A few days ago as I packed up my apartment for the final time, I found notebooks full of formulas and doodles. A little over a year and a half ago I was double-majoring in Civil Engineering and Applied Mathematics. I was also learning to heal from a relationship that had left me drained emotionally, physically and spiritually. I was recovering from having anxiety attacks everyday, all day. I used to wake myself up at 7am every morning with a deep pain in my chest and an intense inability to breathe. Months later, I found myself still inspired to write poems that would later make me cry.

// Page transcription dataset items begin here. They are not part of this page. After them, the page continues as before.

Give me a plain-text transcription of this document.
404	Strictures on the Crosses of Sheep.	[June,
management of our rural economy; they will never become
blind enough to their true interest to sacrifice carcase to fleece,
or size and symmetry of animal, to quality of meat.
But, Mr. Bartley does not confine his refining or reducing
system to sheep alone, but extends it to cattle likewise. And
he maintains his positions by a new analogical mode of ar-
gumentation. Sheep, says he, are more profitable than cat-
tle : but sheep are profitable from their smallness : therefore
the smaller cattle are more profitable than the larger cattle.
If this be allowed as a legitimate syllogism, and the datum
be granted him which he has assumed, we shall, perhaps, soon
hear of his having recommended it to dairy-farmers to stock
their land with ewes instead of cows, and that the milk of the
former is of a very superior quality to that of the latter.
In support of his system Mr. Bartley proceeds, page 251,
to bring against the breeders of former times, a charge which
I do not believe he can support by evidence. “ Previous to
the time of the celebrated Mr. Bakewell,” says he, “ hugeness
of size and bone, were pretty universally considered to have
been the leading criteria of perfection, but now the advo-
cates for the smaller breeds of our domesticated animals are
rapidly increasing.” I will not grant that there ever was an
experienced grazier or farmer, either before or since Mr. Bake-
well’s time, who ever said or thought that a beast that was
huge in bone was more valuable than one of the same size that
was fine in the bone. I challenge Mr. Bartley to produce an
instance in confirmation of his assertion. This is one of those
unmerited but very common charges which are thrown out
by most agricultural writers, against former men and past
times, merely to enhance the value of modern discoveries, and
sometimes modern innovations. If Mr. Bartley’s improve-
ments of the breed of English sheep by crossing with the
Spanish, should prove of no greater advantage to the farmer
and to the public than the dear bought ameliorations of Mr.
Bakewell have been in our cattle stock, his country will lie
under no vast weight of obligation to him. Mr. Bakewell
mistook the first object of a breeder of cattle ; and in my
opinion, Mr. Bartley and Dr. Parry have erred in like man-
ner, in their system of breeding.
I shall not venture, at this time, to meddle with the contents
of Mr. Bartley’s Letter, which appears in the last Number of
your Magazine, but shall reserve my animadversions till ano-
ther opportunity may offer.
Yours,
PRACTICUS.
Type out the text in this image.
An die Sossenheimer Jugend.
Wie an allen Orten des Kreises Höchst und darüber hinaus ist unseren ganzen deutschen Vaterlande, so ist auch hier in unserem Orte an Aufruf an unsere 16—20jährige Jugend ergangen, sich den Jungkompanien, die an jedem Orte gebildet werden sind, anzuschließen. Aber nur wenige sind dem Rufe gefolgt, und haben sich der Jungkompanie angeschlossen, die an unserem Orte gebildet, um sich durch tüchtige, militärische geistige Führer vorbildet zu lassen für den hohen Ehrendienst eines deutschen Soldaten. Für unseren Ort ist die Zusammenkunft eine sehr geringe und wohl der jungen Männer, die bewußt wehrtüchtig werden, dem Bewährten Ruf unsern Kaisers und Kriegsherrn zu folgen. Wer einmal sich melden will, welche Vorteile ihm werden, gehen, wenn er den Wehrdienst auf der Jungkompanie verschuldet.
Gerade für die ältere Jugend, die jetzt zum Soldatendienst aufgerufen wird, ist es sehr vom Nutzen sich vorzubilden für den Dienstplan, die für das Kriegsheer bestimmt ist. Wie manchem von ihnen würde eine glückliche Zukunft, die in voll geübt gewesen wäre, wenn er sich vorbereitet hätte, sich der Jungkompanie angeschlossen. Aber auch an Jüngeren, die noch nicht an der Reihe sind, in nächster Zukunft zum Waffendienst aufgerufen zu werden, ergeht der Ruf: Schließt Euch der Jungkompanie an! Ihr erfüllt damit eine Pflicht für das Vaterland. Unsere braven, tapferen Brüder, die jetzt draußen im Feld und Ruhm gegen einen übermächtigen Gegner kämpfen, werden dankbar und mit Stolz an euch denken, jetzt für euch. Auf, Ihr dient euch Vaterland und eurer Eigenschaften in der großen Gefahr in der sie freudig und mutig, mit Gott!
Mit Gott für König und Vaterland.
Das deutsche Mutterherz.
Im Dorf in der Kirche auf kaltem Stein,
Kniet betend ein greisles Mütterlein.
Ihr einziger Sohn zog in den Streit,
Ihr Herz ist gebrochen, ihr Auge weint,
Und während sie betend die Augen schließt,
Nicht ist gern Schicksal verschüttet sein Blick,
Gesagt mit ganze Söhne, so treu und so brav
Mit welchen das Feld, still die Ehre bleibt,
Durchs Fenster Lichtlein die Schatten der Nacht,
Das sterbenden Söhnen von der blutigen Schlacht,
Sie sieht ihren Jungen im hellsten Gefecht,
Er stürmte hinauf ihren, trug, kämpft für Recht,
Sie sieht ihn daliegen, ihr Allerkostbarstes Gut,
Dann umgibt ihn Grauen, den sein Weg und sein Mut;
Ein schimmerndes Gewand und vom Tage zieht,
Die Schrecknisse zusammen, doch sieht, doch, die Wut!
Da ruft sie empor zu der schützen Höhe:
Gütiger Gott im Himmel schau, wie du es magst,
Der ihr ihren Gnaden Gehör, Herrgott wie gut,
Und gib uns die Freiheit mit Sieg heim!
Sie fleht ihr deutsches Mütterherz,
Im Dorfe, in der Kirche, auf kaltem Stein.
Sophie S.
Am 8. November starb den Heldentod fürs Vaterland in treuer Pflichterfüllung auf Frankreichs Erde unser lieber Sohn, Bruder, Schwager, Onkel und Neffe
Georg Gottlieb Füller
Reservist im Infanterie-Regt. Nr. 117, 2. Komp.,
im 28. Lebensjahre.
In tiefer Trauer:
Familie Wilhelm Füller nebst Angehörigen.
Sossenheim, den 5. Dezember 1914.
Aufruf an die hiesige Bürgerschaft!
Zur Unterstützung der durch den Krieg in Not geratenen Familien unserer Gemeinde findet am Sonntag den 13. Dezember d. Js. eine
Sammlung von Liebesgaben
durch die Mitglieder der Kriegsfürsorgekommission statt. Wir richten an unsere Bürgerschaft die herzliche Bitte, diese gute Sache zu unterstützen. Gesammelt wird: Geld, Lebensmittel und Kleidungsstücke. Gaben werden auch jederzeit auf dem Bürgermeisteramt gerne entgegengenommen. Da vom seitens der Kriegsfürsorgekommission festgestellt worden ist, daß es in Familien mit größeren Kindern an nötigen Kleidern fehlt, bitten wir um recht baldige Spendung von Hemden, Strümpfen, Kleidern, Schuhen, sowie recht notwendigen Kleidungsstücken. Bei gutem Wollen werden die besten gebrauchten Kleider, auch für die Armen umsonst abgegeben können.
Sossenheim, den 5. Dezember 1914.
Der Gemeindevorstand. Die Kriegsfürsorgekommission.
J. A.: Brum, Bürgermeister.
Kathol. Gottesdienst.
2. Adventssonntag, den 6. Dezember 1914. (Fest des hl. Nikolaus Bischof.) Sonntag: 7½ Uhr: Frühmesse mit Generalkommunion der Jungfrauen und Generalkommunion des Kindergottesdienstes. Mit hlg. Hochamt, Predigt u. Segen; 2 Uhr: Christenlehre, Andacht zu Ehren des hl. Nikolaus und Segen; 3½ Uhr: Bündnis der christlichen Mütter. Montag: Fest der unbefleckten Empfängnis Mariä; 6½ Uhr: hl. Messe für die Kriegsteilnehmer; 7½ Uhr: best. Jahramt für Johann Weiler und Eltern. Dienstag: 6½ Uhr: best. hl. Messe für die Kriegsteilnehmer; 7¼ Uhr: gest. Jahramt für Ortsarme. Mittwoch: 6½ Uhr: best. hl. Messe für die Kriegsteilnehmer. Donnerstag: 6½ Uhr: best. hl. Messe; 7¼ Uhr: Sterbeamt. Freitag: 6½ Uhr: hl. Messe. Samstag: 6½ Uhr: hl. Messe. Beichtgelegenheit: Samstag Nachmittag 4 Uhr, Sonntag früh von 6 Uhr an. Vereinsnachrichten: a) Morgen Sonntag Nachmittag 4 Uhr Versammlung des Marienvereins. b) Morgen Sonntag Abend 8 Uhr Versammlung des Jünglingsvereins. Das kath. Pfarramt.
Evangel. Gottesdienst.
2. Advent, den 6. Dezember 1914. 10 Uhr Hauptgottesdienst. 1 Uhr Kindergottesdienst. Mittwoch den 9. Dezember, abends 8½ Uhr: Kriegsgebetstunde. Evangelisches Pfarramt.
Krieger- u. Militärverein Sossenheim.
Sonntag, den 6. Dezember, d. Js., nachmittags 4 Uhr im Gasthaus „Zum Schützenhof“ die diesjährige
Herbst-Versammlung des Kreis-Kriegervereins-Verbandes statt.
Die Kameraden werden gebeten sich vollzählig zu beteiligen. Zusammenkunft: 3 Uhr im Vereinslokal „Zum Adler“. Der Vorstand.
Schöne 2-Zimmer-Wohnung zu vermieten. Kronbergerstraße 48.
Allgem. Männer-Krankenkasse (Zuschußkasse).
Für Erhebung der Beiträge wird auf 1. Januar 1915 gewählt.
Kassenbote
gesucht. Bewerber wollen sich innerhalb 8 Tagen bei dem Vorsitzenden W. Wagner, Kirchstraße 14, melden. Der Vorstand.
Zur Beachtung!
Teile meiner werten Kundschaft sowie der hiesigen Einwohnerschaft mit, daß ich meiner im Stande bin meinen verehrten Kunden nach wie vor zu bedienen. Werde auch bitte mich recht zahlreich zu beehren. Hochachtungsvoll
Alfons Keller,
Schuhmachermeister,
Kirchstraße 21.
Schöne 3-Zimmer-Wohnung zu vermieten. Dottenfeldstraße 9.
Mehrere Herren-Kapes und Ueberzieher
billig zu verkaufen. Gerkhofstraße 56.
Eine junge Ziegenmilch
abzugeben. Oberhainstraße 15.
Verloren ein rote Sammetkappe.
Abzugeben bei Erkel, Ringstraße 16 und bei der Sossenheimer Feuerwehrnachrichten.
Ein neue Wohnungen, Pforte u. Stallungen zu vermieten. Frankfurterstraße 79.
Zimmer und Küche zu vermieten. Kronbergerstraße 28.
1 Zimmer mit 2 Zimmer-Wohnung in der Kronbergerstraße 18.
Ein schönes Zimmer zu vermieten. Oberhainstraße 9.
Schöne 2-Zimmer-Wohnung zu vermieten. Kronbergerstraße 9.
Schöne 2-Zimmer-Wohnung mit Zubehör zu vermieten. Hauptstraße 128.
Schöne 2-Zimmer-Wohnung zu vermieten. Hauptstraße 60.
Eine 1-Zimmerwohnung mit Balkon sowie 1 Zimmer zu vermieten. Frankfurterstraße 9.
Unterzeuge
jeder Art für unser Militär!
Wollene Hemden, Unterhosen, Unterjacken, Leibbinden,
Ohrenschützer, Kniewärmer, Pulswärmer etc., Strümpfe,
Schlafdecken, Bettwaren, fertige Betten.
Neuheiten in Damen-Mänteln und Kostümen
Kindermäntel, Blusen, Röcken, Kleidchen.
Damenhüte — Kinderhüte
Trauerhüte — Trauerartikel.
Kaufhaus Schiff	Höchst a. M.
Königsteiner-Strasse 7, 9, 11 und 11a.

This post isn’t to highlight how beautiful the poems I wrote are but to bring attention to the importance of healing. Back then, I was under the false pretense that the most beautiful form of love causes both people to feel inexplicable pain. I now know that I was wrong.
This post is called ‘The Manipulation of Love’ because in the middle of a conversation with one of my best-friends, I finally realized that I never truly knew what love was. I had become enamored with the manipulation of love. During that conversation, I also realized that my current relationship is teaching me a lot about everything I assumed I already knew.
Here are the poems I found in one of my notebooks:
Do you still love me the way I love you?
If you do… There’s nothing we can do so let me love the thought of you.
There when I need it, gone when I don’t.
Loving me was never easy,
I wrote poetry about the cuts you left on my heart but I’d hold the blade if it meant loving you again.
An explosive love that ebbs and flows.
She falls for men with hearts the size of baby birds fluttering in their chests.
Until all at once these birds fly far away.
She chases, blindfolded, arms tied behind her back.